No Deposits This Year at Love Bank, a Museum of Affection Hit by Fire
For romantics looking to display their passion and devotion, the Love Bank in Slovakia has plenty of room in its Love Vault where 7,000 people have already deposited their keepsakes and symbols of affection, whether reciprocated or unrequited.
But this Valentine’s Day, the bank will be closed.
Its medieval building, once home to the muse for what is called “the world’s longest love poem,” almost burned down last March — the result, apparently, of an electrical fault, not rapture run amok.
But love proved eternal.
Left intact was the building’s underground vault where couples and aspiring paramours from around the globe have secreted their totems and messages in tiny Love Boxes. Also undamaged: the text of the 19th-century love poem that wraps around the walls of the vault like the ivy of infatuation.

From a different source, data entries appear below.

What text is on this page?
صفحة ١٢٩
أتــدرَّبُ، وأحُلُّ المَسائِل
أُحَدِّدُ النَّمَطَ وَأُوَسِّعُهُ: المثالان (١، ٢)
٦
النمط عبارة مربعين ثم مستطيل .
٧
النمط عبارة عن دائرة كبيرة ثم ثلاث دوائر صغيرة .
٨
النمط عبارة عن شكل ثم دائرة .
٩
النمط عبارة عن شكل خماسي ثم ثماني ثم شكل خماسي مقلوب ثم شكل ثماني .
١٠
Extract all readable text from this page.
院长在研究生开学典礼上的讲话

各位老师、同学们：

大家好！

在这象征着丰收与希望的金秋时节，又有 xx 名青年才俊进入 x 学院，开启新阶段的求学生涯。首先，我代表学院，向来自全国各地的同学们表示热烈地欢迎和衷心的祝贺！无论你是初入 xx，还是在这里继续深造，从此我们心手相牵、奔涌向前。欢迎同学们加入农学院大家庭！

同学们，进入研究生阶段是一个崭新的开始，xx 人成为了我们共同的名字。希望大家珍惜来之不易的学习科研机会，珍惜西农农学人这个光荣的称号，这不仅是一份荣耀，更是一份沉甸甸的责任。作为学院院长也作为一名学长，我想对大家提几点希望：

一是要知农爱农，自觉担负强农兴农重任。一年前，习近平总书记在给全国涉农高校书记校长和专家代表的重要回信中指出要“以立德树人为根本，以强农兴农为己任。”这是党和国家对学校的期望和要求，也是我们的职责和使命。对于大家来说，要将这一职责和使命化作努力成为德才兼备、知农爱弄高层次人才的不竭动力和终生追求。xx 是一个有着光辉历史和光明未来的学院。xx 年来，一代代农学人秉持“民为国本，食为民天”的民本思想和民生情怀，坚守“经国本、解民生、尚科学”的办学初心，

The whole idea of a tourist attraction built as a guileless ode to love, and shrine to a Slovak poem, may strike you, at first blush, as defying both rhyme and reason. But since the Love Bank opened five years ago, tens of thousands have flocked to Banska Stiavnica to reaffirm their devotion in that picaresque town, which was founded in the 13th century and is now a UNESCO World Heritage Site.
The original 1846 manuscript for the poem, completed by Andrej Sladkovic after his love, Marina Pischlova, married someone else, is in the Slovak National Library in Martin. But a facsimile of the work, certified by the World Record Academy as the world’s longest love poem, is on exhibit in the building Marina once lived in.